India is exploring setting up a new payments mechanism for trade with Iran, as state banks remain fearful of handling payments from Tehran in case the United States imposes a fresh financial embargo.
Under previous Western sanctions, India had devised a barter-like scheme acceptable to Washington that allowed it to make some oil payments to Tehran in rupees through a small state bank, UCO Bank.
Indian companies were then able to receive payments for goods exported to Iran using the oil money held in non-convertible rupee balances at UCO, maintaining a trade lifeline between two countries with long historical ties.

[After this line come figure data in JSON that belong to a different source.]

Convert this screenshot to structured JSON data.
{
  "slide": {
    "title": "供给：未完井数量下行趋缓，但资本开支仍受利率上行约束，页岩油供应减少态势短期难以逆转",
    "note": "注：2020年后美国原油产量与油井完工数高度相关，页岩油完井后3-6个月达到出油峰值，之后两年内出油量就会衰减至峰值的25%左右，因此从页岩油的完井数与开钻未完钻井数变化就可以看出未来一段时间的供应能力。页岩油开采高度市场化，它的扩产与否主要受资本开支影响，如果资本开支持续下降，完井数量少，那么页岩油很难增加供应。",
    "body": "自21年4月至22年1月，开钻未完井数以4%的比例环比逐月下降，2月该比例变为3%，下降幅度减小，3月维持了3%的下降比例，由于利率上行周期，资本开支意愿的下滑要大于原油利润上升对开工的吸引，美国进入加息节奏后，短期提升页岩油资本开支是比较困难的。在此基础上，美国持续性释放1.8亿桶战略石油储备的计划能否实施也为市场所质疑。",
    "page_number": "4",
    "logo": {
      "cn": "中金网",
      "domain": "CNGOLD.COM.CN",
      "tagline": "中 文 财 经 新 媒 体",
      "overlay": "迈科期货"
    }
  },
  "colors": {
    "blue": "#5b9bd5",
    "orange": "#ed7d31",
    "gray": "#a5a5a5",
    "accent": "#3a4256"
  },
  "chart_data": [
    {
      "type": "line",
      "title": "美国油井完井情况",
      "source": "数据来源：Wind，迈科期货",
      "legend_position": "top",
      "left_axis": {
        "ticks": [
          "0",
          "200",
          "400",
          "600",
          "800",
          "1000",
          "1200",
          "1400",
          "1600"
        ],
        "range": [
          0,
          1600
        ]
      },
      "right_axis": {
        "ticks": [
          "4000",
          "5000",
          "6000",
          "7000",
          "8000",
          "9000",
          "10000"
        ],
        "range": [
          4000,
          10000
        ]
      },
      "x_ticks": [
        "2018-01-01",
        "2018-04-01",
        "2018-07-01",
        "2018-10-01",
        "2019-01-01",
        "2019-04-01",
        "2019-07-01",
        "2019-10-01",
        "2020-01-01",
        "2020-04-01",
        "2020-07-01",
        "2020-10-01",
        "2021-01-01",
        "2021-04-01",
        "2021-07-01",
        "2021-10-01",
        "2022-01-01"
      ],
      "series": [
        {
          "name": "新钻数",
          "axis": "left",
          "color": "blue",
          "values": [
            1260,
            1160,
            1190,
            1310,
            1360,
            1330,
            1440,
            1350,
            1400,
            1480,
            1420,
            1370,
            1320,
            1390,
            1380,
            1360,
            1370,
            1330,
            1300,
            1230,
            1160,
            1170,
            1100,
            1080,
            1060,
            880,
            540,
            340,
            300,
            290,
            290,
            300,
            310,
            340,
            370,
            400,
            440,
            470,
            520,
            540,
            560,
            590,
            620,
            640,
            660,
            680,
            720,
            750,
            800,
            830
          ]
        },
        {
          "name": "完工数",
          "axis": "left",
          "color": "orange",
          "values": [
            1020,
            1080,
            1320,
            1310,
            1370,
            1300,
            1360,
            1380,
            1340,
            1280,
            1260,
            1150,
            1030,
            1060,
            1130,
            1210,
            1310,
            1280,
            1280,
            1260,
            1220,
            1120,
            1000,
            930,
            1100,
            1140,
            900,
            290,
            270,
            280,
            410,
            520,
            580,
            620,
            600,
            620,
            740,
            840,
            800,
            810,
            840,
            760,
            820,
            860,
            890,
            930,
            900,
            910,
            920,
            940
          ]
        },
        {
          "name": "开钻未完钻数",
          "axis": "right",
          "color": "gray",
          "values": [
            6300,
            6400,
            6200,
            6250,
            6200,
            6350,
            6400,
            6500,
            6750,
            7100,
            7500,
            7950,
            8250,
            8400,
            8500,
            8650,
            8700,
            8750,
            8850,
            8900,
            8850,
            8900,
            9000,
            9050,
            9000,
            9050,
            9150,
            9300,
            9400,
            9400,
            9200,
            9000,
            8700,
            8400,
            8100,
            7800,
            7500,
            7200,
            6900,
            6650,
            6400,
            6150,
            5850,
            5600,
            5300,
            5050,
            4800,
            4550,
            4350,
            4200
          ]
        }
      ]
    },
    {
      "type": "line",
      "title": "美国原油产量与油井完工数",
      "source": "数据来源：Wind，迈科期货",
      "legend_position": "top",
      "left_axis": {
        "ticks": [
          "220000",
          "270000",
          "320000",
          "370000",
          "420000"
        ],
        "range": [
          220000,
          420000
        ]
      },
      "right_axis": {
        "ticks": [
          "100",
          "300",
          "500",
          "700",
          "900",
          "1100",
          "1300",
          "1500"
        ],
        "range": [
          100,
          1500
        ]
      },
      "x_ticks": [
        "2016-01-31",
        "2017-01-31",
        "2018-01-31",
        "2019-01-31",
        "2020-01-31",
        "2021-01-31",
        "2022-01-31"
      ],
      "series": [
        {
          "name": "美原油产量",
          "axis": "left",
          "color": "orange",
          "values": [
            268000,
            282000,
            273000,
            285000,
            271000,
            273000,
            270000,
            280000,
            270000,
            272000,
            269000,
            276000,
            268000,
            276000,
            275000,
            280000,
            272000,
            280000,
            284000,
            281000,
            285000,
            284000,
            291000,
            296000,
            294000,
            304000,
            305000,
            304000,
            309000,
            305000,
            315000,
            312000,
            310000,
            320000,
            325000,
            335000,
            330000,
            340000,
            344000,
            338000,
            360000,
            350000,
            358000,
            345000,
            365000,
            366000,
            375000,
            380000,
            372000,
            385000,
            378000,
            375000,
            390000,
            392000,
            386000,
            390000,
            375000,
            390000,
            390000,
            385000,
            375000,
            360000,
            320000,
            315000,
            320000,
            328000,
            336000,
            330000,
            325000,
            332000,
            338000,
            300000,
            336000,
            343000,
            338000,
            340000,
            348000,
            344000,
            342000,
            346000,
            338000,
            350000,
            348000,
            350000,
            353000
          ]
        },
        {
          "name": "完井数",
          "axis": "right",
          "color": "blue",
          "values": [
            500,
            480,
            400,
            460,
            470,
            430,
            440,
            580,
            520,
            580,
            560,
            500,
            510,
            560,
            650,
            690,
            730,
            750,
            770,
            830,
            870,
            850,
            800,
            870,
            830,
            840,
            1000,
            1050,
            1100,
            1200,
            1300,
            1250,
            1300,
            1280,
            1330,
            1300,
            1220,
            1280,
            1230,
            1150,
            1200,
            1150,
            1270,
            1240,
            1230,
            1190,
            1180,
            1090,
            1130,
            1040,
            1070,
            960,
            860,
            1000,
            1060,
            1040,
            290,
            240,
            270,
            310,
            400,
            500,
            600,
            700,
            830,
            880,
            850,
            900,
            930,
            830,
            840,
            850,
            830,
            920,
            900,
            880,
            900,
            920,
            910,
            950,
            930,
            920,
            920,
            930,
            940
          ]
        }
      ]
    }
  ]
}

But since sanctions were partly lifted early last year following a landmark nuclear deal between Tehran and world powers in 2015, the rupee account has been run down by more than 90 percent to just 20 billion rupees ($305 million) because Indian refiners have resumed paying for Iranian oil in euros.
“We are working on a mechanism through euros and looking for a common correspondent bank in Europe to act as an intermediary for India and Iran,” said R.K. Takkar, chairman of UCO Bank.
“The euro payment system has not yet crystallized,” he said, adding the government was working to find a solution.
The Reserve Bank of India (RBI) said some Iranian banks had applied to open branches in India, but gave no indication when it might approve settlement of trade with Iran in currencies other than the rupee.
“Due to the geopolitical situation around Iran, and international sanctions-related measures, correspondent banking relationships are difficult,” the central bank said in a written reply to questions submitted by Reuters.
“The Reserve Bank has facilitated payment for Indian exporters by permitting special arrangements for rupee-based settlements.”